Here is an amazingly beautiful setting of the Trisagion in East Syriac sung Georgian-style. It seems that part of the Assyrian population of the Republic of Georgia who belong to the Georgian Orthodox Church still use some Syriac liturgically.
Here the same priest, Fr Seraphim, reading the Gospel in East Syriac.
Here the same priest, Fr Seraphim, reading the Gospel in East Syriac.
15 comments:
Actually they are not *officially* in the Georgian Church. They are in Georgia as refugees from Iraq, they are officially under Metropolitan Constantine of Baghdad, Kuwait, the Arab Peninsula and Dependencies of the Greek Orthodox Patriarchate of Antioch
Matthew,
Do you have more information about that? I was under the impression that they were from Georgia's longstanding and now mostly Georgian-speaking Assyrian community.

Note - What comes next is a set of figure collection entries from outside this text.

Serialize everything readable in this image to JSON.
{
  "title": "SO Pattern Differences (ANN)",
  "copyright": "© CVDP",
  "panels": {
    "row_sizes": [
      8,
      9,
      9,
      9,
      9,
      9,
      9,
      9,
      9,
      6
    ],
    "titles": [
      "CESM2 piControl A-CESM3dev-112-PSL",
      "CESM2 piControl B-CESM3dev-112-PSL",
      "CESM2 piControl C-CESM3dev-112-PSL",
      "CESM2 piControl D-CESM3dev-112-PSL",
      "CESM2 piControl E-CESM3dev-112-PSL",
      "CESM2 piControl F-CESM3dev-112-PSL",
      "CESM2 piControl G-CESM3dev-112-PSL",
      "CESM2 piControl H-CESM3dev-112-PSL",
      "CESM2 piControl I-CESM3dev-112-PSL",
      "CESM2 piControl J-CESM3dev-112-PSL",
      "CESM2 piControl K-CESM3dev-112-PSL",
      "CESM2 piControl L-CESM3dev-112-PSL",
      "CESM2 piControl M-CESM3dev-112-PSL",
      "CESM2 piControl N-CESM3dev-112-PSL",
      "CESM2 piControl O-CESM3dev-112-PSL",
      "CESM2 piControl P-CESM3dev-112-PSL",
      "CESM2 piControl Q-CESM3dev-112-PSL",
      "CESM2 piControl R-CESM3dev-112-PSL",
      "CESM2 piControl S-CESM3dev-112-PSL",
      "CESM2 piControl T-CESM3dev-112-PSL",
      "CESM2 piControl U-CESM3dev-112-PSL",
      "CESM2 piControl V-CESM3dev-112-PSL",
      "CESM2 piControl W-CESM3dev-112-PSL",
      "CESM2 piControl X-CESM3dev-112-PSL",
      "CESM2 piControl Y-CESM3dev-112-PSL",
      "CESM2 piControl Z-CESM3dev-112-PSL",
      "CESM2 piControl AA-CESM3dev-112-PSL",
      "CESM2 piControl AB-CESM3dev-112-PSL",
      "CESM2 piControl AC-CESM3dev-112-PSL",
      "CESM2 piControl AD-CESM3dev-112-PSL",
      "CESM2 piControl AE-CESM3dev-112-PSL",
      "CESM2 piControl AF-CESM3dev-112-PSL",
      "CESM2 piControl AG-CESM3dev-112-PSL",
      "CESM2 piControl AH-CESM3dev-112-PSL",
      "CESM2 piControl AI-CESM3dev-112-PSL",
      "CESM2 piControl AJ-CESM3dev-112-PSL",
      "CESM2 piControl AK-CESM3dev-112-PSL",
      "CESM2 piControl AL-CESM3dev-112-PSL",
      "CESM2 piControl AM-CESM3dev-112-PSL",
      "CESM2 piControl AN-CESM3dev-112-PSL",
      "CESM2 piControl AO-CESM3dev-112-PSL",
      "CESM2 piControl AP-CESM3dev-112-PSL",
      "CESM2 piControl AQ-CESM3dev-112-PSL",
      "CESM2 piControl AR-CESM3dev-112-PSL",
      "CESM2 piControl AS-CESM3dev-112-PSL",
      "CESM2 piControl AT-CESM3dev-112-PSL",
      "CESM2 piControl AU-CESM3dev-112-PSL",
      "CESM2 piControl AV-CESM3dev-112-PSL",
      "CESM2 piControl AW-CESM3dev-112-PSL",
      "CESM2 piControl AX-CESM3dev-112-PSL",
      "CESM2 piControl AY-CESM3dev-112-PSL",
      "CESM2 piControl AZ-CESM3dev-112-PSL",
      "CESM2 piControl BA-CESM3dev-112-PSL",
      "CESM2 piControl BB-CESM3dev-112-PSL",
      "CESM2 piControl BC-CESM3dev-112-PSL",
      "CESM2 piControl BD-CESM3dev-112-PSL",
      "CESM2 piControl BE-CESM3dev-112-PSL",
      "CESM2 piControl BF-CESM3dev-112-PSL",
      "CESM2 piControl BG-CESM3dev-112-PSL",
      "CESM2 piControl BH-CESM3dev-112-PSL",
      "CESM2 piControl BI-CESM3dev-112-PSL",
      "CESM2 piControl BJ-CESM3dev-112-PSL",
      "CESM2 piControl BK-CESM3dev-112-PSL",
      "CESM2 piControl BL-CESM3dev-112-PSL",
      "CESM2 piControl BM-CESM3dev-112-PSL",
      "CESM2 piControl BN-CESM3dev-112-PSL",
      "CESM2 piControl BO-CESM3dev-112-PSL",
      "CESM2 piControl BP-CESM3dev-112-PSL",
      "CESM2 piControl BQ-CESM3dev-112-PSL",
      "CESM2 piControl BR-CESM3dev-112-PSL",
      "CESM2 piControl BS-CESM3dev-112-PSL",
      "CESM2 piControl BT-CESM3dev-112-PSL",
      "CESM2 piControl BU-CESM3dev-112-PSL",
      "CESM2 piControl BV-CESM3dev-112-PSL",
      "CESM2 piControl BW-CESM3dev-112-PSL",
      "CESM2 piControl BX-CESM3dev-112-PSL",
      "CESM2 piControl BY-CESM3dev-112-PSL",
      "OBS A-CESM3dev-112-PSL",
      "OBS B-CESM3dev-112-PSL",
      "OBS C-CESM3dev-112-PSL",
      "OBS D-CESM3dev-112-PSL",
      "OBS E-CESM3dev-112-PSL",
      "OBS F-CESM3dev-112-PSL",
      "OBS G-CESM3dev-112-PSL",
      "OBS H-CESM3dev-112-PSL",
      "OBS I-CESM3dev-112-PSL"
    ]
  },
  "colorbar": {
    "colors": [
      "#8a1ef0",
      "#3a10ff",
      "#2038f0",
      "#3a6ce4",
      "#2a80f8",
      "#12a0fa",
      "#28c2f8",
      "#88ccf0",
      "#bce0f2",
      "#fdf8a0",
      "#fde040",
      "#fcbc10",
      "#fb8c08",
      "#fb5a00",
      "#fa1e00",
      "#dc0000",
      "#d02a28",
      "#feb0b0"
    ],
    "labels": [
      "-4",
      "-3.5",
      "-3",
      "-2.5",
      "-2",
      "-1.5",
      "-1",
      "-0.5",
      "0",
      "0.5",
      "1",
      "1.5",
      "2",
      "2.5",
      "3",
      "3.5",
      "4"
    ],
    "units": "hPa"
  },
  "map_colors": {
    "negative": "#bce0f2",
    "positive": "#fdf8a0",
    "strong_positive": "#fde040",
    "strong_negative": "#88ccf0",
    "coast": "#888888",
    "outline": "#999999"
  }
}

After looking into it a bit more, Fr Seraphim is definitely under the Georgian Orthodox Church and not the Patriarchate of Antioch, which has no parishes in Georgia. His community of Assyrians has been in Georgia since at least the early 20th century.
Greetings! While Assyrian Orthodox believers have been in Georgia at least since the 6th century (see Thirteen Assyrian Fathers at http://en.wikipedia.org/wiki/Thirteen_Assyrian_Fathers ), currently there is no "separate" Assyrian parish in Georgia. Fr. Seraphim is a priest in Georgian Orthodox Church. The chant is sung in ARAMAIC - the language of Christ.
Has the Patriarchate of Antioch re-introduced a token amount of Syriac, since it was your original liturgical language?
Not to my knowledge. If anything, the Melkite Catholics have done a better job of being aware of their Syriac heritage.
Please, could someone inform where in Georgia Fr. Seraphim and his choir are settled? In which city and church?
Thank you in advance!
Fr Seraphim is in the village of Kanda in the Republic of Georgia.
Are there any available recordings Fr. Seraphim and his choirs?
To my knowledge, the only recordings are those that show up on youtube and social media periodically. I did once see on Facebook someone ask Fr Seraphim why he didn't have more arrangements (this was when I think he had only recorded his arrangement for the Trisagion), and he answered that the process of arranging the music is very slow and laborious. But, since the wider Georgian Church seems to now be promoting his talents, hopefully we'll be hearing much more of his work.
I love how he sings and has the choir coordinated. It's a heavenly music
Is it possible to purchase a copy of the Georgian Orthodox Divine Liturgy in the Aramaic translation used by Fr. Hieromonk Seraphim.
Thank you!
Fr. Economos Roman V. Russo
Fr Russo,
I honestly don't know. There is a printed edition of the Divine Liturgy in neo-Aramaic used by the handful of Antiochian Orthodox parishes in Iraq that converted from the Church of the East in the 1940s, but it's likely that Fr Seraphim is doing his own ad-hoc translations, since I believe that his is the only Aramaic-speaking Orthodox parish in Georgia.
¿Quién de ustedes, hermanos en Jesucristo, me hace el gran bien de informarme sobre nuestro reverendo padre Bit-Kharibi, sobre su angelical coro de hermanos y de hermanas que lo integran, acerca de sus nombres, de sus biografías, en lo más posible retratos de cada quién, dedicatorias, etcétera, para que muchos colombianos podamos saber de ellos y estrechar vínculos de profunda fraternidad? Soy historiador y de nuestra amada iglesia ortodoxa de Georgia NADA SABEMOS. Es nuestro infinito anhelo seguir conociendo de ustedes, de sus cánticos, del padre archimandrite, de los religiosos y de las encantadoras religiosas cantantes. ¿Con quién tendremos el inmenso premio de comunicarnos?
El comentario que acaba de publicarse, arriba, lo suscribe Jorge Taborda Restrepo desde San Pedro de Los Milagros, en la región de Antioquia, perteneciente a la república suramericana de Colombia.